8 Things you (probably) didn’t know about Gas & Gas Detection
Gas can generally be confusing to get your head around (I should know, I have to write about it!) and unless you paid attention in GCSE Science it can easily be misunderstood or even ignored. As I am sure you know, Gases are quite literally all around us and they make up the world we live in today. We’ve trawled the internet to give you “8 Things you didn’t know about Gas” – so you can bore all your friends the next time you see them.
Here they are:
1. Before Monitors had been invented, Canaries were used as a way to detect gas. Canaries are more susceptible than humans to low oxygen (O2), methane (CH4), or Carbon Monoxide (CO) gas and because of this could be utilised in the mining industry. If a Canary passed out, then most likely there were dangerous gas levels present.
2. The word GAS was coined in 1650-60 by J.B. van Helmont, a Flemish chemist who is sometimes considered to be the founder of pneumatic chemistry. It comes from the Greek word for CHAOS.

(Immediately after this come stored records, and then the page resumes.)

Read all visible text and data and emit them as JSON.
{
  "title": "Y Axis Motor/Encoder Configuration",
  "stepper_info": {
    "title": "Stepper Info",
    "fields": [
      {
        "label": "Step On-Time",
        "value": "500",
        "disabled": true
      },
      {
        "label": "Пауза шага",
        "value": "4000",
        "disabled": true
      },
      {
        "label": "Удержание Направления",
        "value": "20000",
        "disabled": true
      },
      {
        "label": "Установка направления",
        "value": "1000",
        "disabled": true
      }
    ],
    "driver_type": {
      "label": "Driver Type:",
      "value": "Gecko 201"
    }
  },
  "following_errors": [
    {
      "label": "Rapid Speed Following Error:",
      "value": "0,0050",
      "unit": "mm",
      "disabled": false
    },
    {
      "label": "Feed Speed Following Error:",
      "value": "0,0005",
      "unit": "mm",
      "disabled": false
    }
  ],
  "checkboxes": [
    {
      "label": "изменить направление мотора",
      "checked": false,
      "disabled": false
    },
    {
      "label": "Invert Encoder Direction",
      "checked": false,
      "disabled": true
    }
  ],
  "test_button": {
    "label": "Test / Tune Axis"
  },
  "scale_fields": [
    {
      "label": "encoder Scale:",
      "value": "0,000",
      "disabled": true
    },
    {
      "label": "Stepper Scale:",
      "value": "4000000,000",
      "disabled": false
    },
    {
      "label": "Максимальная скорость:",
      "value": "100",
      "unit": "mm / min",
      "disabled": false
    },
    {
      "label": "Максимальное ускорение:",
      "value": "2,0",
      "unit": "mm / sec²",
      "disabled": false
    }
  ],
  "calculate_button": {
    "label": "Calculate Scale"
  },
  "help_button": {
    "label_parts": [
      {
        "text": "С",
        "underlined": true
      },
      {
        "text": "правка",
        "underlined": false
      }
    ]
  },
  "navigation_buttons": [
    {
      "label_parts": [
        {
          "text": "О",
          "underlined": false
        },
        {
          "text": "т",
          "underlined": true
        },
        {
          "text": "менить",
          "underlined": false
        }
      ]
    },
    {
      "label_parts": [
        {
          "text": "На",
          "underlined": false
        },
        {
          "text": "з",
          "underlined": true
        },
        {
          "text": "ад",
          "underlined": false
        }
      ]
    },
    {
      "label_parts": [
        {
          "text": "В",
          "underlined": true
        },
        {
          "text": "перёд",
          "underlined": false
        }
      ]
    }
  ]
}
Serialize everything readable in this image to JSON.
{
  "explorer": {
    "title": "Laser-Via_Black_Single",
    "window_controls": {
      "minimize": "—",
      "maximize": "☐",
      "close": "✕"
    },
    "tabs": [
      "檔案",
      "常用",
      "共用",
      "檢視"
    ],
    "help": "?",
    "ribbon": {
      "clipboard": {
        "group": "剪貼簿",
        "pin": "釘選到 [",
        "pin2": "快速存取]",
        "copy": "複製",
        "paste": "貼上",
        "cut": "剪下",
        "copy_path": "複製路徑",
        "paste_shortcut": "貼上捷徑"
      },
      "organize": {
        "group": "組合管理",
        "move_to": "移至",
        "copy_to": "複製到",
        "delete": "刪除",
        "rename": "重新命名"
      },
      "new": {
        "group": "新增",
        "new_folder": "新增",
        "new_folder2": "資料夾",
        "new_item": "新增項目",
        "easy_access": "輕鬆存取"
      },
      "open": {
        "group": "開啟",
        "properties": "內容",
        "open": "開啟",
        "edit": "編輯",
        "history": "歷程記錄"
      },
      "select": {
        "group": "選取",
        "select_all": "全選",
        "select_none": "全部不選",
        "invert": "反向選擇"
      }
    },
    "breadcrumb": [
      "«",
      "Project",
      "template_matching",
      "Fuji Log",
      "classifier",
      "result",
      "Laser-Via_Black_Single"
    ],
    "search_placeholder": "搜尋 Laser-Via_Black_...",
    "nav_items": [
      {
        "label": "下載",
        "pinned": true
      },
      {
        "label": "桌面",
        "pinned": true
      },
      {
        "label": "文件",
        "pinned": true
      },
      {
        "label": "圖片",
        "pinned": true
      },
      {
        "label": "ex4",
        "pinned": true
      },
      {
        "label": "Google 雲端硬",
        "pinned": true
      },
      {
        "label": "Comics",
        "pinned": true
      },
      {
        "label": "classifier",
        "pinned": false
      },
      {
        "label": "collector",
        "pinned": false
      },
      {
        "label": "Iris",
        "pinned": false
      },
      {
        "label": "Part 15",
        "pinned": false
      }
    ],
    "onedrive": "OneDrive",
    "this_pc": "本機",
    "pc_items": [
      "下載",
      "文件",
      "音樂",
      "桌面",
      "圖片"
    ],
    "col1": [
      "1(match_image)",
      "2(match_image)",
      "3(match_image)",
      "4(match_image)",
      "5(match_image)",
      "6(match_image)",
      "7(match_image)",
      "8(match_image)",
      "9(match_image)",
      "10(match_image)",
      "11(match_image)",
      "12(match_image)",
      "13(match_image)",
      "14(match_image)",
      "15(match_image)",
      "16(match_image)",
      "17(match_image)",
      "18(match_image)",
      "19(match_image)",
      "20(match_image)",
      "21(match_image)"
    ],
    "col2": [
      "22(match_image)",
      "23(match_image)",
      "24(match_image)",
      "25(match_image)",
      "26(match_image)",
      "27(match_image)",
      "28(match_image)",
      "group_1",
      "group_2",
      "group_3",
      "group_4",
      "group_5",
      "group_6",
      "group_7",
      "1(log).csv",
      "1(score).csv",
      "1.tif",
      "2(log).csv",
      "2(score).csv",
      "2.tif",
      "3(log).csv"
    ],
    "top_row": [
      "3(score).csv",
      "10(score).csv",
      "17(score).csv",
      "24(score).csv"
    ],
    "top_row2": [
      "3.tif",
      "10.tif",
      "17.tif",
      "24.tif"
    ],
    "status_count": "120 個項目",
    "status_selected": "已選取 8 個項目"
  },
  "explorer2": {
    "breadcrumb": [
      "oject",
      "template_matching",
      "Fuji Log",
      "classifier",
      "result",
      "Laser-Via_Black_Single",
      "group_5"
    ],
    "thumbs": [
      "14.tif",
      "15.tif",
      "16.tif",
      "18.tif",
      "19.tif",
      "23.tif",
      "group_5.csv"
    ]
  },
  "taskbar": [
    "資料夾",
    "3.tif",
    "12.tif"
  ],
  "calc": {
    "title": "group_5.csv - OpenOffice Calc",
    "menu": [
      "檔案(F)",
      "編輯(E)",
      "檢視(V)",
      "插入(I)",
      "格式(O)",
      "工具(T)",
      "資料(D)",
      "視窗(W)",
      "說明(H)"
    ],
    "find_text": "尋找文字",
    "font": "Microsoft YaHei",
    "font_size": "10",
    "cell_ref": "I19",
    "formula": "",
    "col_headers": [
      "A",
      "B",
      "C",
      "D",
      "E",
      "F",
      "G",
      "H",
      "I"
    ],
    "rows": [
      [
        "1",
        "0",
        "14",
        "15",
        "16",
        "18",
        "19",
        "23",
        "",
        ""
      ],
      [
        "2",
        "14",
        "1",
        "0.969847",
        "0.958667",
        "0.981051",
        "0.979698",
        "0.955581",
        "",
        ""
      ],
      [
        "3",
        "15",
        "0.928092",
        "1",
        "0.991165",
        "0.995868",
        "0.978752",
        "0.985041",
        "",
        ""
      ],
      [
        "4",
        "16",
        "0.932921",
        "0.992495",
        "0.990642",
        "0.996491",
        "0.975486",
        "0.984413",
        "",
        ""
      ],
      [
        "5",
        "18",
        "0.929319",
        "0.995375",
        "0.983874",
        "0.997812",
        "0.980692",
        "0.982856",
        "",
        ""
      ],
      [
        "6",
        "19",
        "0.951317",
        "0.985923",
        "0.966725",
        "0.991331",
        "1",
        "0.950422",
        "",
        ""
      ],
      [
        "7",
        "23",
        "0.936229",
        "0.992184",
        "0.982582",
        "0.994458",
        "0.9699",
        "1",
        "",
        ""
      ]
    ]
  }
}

3. Hydrogen is the lightest, most abundant gas on Earth, whereas Radon is the heaviest.
4. 24% Oxygen levels can cause clothes to spontaneously combust. 20.9% is the optimum level for breathing.
5. Only 1,000 ppm (parts per million) of Hydrogen Sulphide is enough to kill you.
6. The air we breathe is made up of 10 different gases; Nitrogen, Oxygen, Argon, Carbon Dioxide, Neon, Methane, Helium, Krypton, Hydrogen and Xenon.
7. The Ozone layer that protects Earth from the Sun’s damaging UV light is made up of ozone, which is an oxygen allotrope containing 3 oxygen atoms bound together.
8. The first pipelines were built in China in 500 BC. The lines were made out of bamboo and moved gas which was used to make evaporated salt brine.